C.    Negligent Entrustment

“It is generally recognized that one who places or entrusts his or her motor vehicle in the hands of one whom he or she knows, or from the circumstances is charged with knowing, is incompetent or unfit to drive, may be held liable for an injury inflicted by the use made thereof by that driver, provided the plaintiff can establish that the injury complained of was proximately caused by the driver’s disqualification, incompetency, inexperience or recklessness . . .” (Flores v. Enterprise Rent-A-Car Co. (2010) 188 Cal.App.4th 1055, 1063.)

III.     DISCUSSION

Defendant moves for summary judgment on the basis that Plaintiff cannot establish any element to the causes of action alleged against Defendants. Notably, Plaintiff did not file an opposition.

          Negligence

           For a negligence cause of action to prevail all elements need to be established. Here, the Court deemed admitted the fact that Defendants were not negligent. (UMF Nos. 6-8; Alexandria K. Hobson’s Declaration, ¶¶3-5; Exhibit B, C, and D; Requests for Admissions Nos. 4-6.) Thus, this cause of action fails.

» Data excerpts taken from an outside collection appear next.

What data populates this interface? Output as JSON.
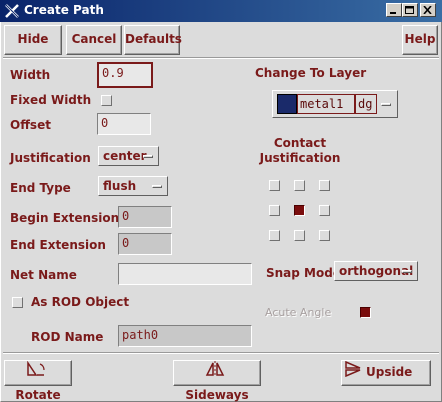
{
  "window": {
    "title": "Create Path"
  },
  "toolbar": {
    "hide": "Hide",
    "cancel": "Cancel",
    "defaults": "Defaults",
    "help": "Help"
  },
  "form": {
    "width_label": "Width",
    "width_value": "0.9",
    "fixed_width_label": "Fixed Width",
    "fixed_width_checked": false,
    "offset_label": "Offset",
    "offset_value": "0",
    "justification_label": "Justification",
    "justification_value": "center",
    "end_type_label": "End Type",
    "end_type_value": "flush",
    "begin_ext_label": "Begin Extension",
    "begin_ext_value": "0",
    "end_ext_label": "End Extension",
    "end_ext_value": "0",
    "net_name_label": "Net Name",
    "net_name_value": "",
    "as_rod_label": "As ROD Object",
    "as_rod_checked": false,
    "rod_name_label": "ROD Name",
    "rod_name_value": "path0"
  },
  "layer": {
    "label": "Change To Layer",
    "name": "metal1",
    "purpose": "dg",
    "swatch_color": "#1a2a6a"
  },
  "contact": {
    "label": "Contact Justification",
    "selected": "center"
  },
  "snap": {
    "label": "Snap Mode",
    "value": "orthogonal"
  },
  "acute": {
    "label": "Acute Angle",
    "checked": true
  },
  "bottom": {
    "rotate": "Rotate",
    "sideways": "Sideways",
    "upside": "Upside Dow"
  },
  "colors": {
    "accent": "#7a1a1a",
    "titlebar": "#0a246a",
    "background": "#dcdcdc"
  }
}
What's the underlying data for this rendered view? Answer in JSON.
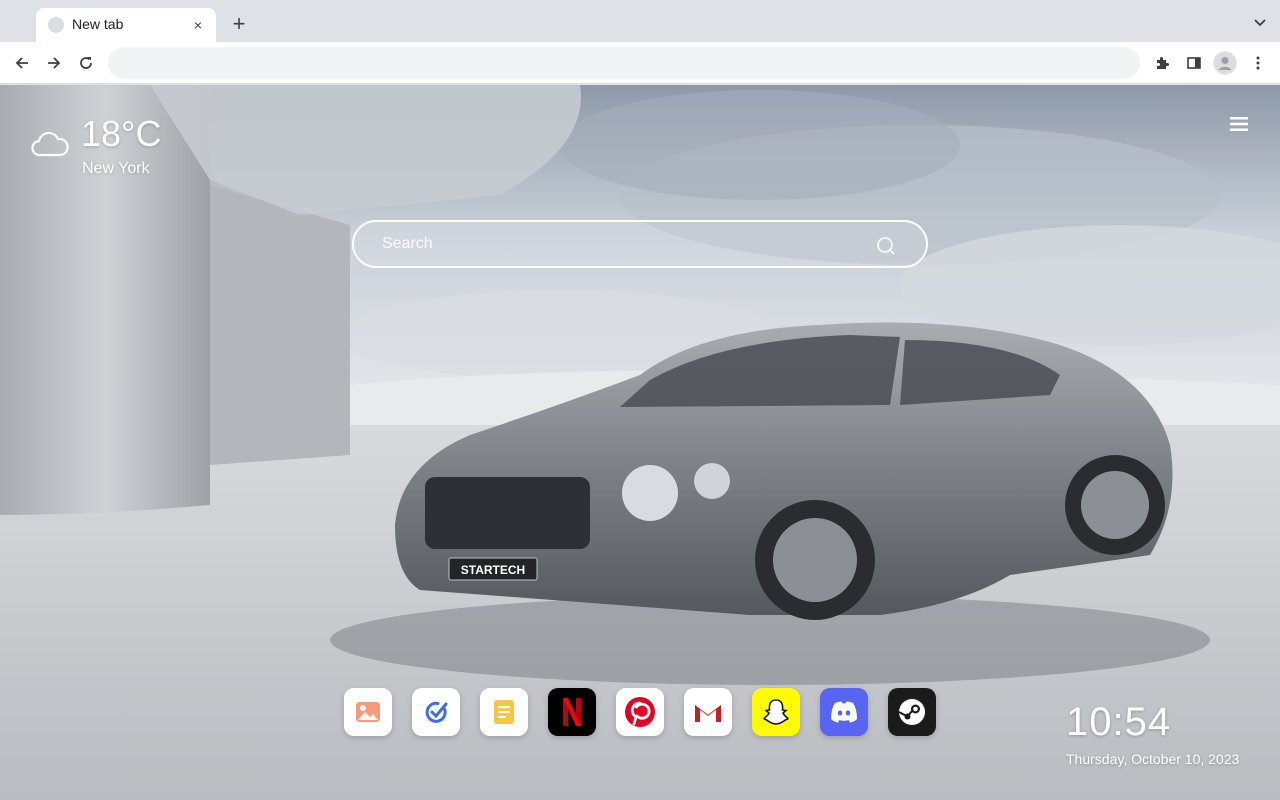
{
  "browser": {
    "tab": {
      "title": "New tab",
      "close_label": "×"
    },
    "new_tab_label": "+",
    "omnibox": {
      "value": "",
      "placeholder": ""
    },
    "icons": [
      "back-icon",
      "forward-icon",
      "reload-icon",
      "extensions-icon",
      "side-panel-icon",
      "profile-icon",
      "menu-dots-icon",
      "tab-search-icon"
    ]
  },
  "weather": {
    "temperature": "18°C",
    "city": "New York",
    "icon": "cloud-icon"
  },
  "search": {
    "placeholder": "Search",
    "value": ""
  },
  "shortcuts": [
    {
      "name": "Photos",
      "icon": "photos-icon",
      "bg": "#ffffff"
    },
    {
      "name": "Tasks",
      "icon": "check-icon",
      "bg": "#ffffff"
    },
    {
      "name": "Notes",
      "icon": "notes-icon",
      "bg": "#ffffff"
    },
    {
      "name": "Netflix",
      "icon": "netflix-icon",
      "bg": "#000000"
    },
    {
      "name": "Pinterest",
      "icon": "pinterest-icon",
      "bg": "#ffffff"
    },
    {
      "name": "Gmail",
      "icon": "gmail-icon",
      "bg": "#ffffff"
    },
    {
      "name": "Snapchat",
      "icon": "snapchat-icon",
      "bg": "#fffc00"
    },
    {
      "name": "Discord",
      "icon": "discord-icon",
      "bg": "#5865f2"
    },
    {
      "name": "Steam",
      "icon": "steam-icon",
      "bg": "#1b1b1b"
    }
  ],
  "clock": {
    "time": "10:54",
    "date": "Thursday, October 10, 2023"
  },
  "wallpaper": {
    "subject": "car-wallpaper",
    "plate_text": "STARTECH"
  },
  "colors": {
    "accent": "#ffffff",
    "netflix": "#e50914",
    "pinterest": "#e60023",
    "discord": "#5865f2",
    "snapchat": "#fffc00"
  }
}
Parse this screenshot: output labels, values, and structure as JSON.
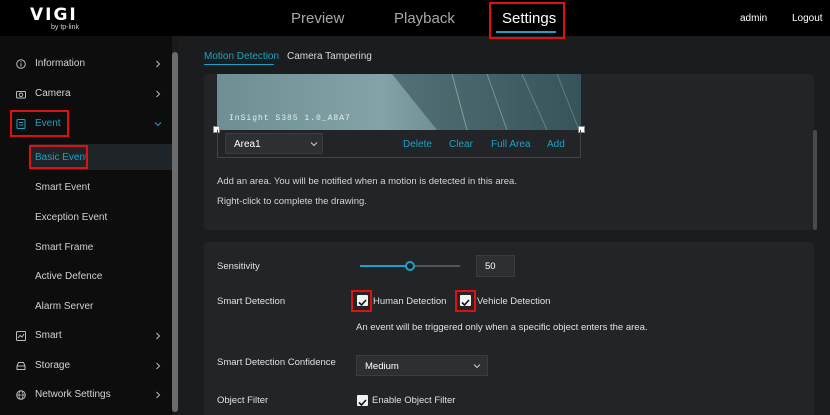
{
  "brand": {
    "name": "VIGI",
    "sub": "by tp-link"
  },
  "nav": {
    "tabs": [
      "Preview",
      "Playback",
      "Settings"
    ],
    "active": "Settings"
  },
  "user": {
    "name": "admin",
    "logout": "Logout"
  },
  "sidebar": {
    "items": [
      {
        "label": "Information",
        "icon": "info-icon"
      },
      {
        "label": "Camera",
        "icon": "camera-icon"
      },
      {
        "label": "Event",
        "icon": "event-icon"
      },
      {
        "label": "Smart",
        "icon": "smart-icon"
      },
      {
        "label": "Storage",
        "icon": "storage-icon"
      },
      {
        "label": "Network Settings",
        "icon": "network-icon"
      }
    ],
    "event_subitems": [
      "Basic Event",
      "Smart Event",
      "Exception Event",
      "Smart Frame",
      "Active Defence",
      "Alarm Server"
    ]
  },
  "subtabs": [
    "Motion Detection",
    "Camera Tampering"
  ],
  "preview": {
    "overlay": "InSight S385 1.0_A8A7"
  },
  "area": {
    "selected": "Area1",
    "actions": [
      "Delete",
      "Clear",
      "Full Area",
      "Add"
    ]
  },
  "help": {
    "line1": "Add an area. You will be notified when a motion is detected in this area.",
    "line2": "Right-click to complete the drawing."
  },
  "form": {
    "sensitivity_label": "Sensitivity",
    "sensitivity_value": "50",
    "sensitivity_level": 0.5,
    "smart_detection_label": "Smart Detection",
    "human_detection": "Human Detection",
    "vehicle_detection": "Vehicle Detection",
    "smart_note": "An event will be triggered only when a specific object enters the area.",
    "confidence_label": "Smart Detection Confidence",
    "confidence_value": "Medium",
    "object_filter_label": "Object Filter",
    "object_filter_option": "Enable Object Filter"
  },
  "colors": {
    "accent": "#19a3c7",
    "highlight": "#e01010"
  }
}
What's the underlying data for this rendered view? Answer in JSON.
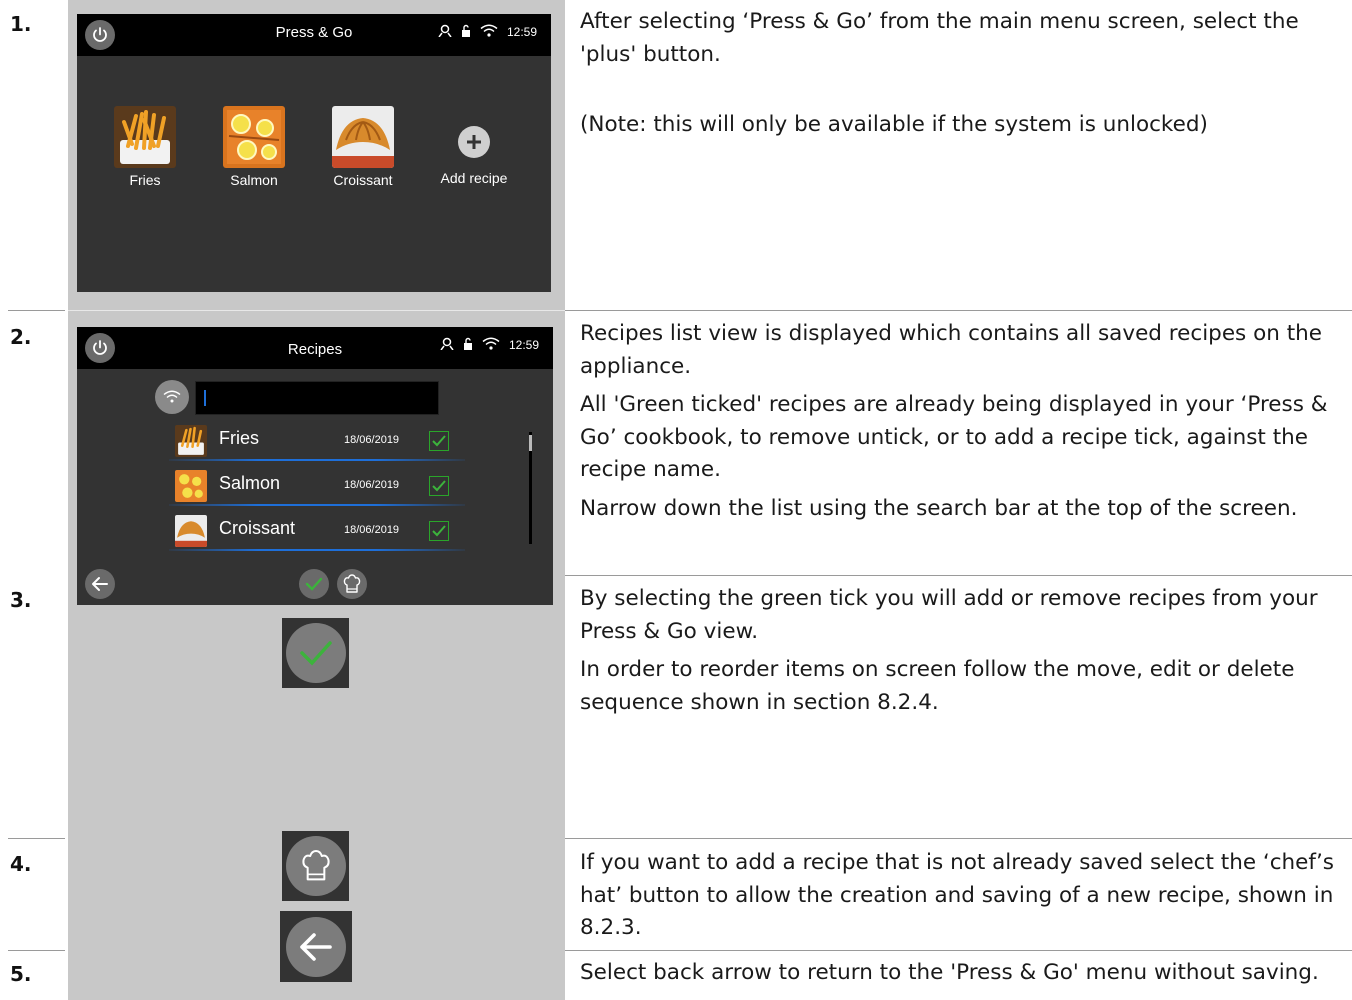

          Negligence Per Se

          A negligence per se cause of action requires the violation of a statute or an ordinance. Here, the Court deemed admitted the fact that Defendants did not violate the Vehicle Code sections 21703 and 22350 on the date of the Incident. (UMF No. 10; Alexandria K. Hobson’s Declaration, ¶¶3-7; Exhibit B, C, and D; Requests for Admissions No. 10.) Thus, this cause of action fails.

          Negligent Entrustment

          Similarly, the negligent entrustment cause of action also fails because there was a lack of proximate cause. Here, the Court deemed admitted the fact that Defendants did not cause The Incident and Defendants’ acts and omissions were not a substantial factor in causing The Incident. (UMF No. 3-5; Alexandria K. Hobson’s Declaration, ¶¶3-5; Exhibit B, C, and D.) Thus, this cause of action fails.

Therefore, Defendants met their burden.

IV.     CONCLUSION

          The motion for this unopposed summary judgment is GRANTED.

Moving party to give notice. 

          Parties who intend to submit on this tentative must send an email to the Court at SSCDEPT27@lacourt.org indicating intention to submit on the tentative as directed by the instructions provided on the court’s website at www.lacourt.org.  Please be advised that if you submit on the tentative and elect not to appear at the hearing, the opposing party may nevertheless appear at the hearing and argue the matter.  Unless you receive a submission from all other parties in the matter, you should assume that others might appear at the hearing to argue.  If the Court does not receive emails from the parties indicating submission on this tentative ruling and there are no appearances at the hearing, the Court may, at its discretion, adopt the tentative as the final order or place the motion off calendar.